Новое направление в красноречии выступало под знаменем «аттикизма», как противоположности «азианизму». В то время как Цицерон требовал от оратора уменья владеть различными стилями и приспособляться к аудитории и к условиям момента, римские аттикисты признавали только простой безыскусственный стиль, точное выражение мыслей как словесное воплощение моральной личности оратора. Искусственному позированию Цицерона они противопоставляли другую позу, позу строгой деловитости и беспощадной прямоты. Красноречие Цицерона представлялось с этой точки зрения «азианским», напыщенным и ходульным, расплывчатым в силу частых повторений одной и той же мысли, «изнеженным» в использовании таких чувственных эффектов, как ораторский ритм. Цицерон в свою очередь находил аттикистически и стиль «сухим и бескровным». Лозунгом римских аттикистов было сжатое и концентрированное красноречие, избегающее пышного орнамента и ритмического построения фразы, и они видели свой стилистический образец в произведениях Лисия и Фукидида, представителей ранней аттической прозы доисократовского периода. К аттикистическому направлению принадлежали многие молодые деятели сенатской партии, в том числе и Марк Брут, будущий убийца Цезаря.
Аттикистическое красноречие не имело успеха на римском форуме и вскоре было забыто; непосредственных памятников его не сохранилось, но стилистические установки, близкие к аттикизму, мы находим в исторических трудах Цезаря и Саллюстия.

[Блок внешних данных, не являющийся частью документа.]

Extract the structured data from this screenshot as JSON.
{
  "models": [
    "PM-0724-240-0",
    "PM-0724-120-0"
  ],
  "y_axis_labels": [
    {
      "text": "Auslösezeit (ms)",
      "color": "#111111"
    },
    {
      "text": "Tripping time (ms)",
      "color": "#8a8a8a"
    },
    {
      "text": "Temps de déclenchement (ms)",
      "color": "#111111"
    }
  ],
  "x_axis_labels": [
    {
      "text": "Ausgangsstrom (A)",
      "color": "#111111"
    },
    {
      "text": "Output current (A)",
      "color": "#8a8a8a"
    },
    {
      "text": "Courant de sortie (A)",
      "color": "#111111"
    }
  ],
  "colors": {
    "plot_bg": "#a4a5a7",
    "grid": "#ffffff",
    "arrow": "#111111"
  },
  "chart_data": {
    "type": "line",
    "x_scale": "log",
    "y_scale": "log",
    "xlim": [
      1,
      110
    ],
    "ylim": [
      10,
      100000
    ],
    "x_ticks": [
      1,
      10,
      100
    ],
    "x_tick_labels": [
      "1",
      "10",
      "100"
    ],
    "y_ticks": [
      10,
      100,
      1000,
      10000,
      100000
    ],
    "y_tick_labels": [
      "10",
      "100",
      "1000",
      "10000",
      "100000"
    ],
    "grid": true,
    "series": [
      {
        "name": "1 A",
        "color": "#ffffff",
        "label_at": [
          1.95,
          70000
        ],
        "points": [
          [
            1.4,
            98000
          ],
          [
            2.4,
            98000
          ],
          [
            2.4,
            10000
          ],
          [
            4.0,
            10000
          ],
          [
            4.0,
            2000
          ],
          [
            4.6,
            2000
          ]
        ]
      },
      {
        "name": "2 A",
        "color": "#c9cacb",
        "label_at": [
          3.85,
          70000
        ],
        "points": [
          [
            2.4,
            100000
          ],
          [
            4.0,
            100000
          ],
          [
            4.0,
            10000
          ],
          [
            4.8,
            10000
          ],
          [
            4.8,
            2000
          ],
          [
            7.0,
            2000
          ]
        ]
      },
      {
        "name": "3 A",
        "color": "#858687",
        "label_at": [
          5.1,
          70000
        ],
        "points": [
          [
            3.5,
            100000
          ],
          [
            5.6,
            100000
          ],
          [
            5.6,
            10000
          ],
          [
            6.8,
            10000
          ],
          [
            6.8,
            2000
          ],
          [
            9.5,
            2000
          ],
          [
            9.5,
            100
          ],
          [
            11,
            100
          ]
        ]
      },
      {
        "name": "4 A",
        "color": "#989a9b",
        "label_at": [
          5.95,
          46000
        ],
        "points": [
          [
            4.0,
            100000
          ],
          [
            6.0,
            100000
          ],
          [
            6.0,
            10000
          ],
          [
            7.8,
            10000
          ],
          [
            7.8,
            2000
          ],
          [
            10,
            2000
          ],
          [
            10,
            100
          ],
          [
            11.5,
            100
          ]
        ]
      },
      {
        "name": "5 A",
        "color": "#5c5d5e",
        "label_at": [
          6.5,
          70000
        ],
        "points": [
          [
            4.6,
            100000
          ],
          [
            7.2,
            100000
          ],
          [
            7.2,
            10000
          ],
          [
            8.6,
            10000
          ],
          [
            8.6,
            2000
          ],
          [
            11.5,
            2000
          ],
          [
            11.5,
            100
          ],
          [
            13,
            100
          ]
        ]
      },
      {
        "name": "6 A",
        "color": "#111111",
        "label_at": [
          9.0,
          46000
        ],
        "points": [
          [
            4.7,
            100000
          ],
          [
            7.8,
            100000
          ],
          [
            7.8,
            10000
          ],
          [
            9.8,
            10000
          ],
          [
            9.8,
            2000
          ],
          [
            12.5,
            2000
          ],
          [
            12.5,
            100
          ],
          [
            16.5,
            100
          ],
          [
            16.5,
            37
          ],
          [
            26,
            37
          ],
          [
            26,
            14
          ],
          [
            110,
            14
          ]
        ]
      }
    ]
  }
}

Разносторонне одаренный, Гай Юлий Цезарь (100 — 44) был блестящим стилистом и, несмотря на напряженную государственную и военную деятельность, даже во время походов находил досуг для литературной работы. Красноречие его высоко оценивалось и современниками и позднейшей римской критикой. Риторическое образование Цезарь получил сперва в Риме, а затем на Родосе у того же Аполлония Молона, у которого занимался и Цицерон, но помимо этого он был знаком с молодой еще дисциплиной — римской грамматикой и нередко любил щеголять филологическими познаниями. Изъяснению своих стилистических принципов он посвятил специальный несохранившийся трактат «К Марку Туллию Цицерону об аналогии», написанный во время галльской войны, по ознакомлении, вероятно, с трактатом Цицерона «Об ораторе». В грамматическом споре между аналогистами — сторонниками грамматического единообразия («аналогии») в языке, и аномалистами, санкционировавшими обиходную речь со всеми ее колебаниями и противоречиями («аномалиями»), Цезарь принял сторону аналогистов; он не допускал, однако, произвольных новообразований во имя «аналогии» и предлагал придерживаться того единообразия, которое уже достигнуто в обиходной речи. Редкие и необычные слова, архаизмы и неологизмы, грамматические формы, отклоняющиеся от единообразного типа, — все это должно быть устранено из языка. «Отбор слов — начало всякого красноречия». Цезарь выступает таким образом в защиту простого, но «чистого» языка, заходя гораздо дальше в своих пуристических требованиях, чем Цицерон. Древние называли такой стиль «изящным» и находили, что Цезарь достиг «удивительного изящества речи, к которому он особенно стремился» (Квинтилиан).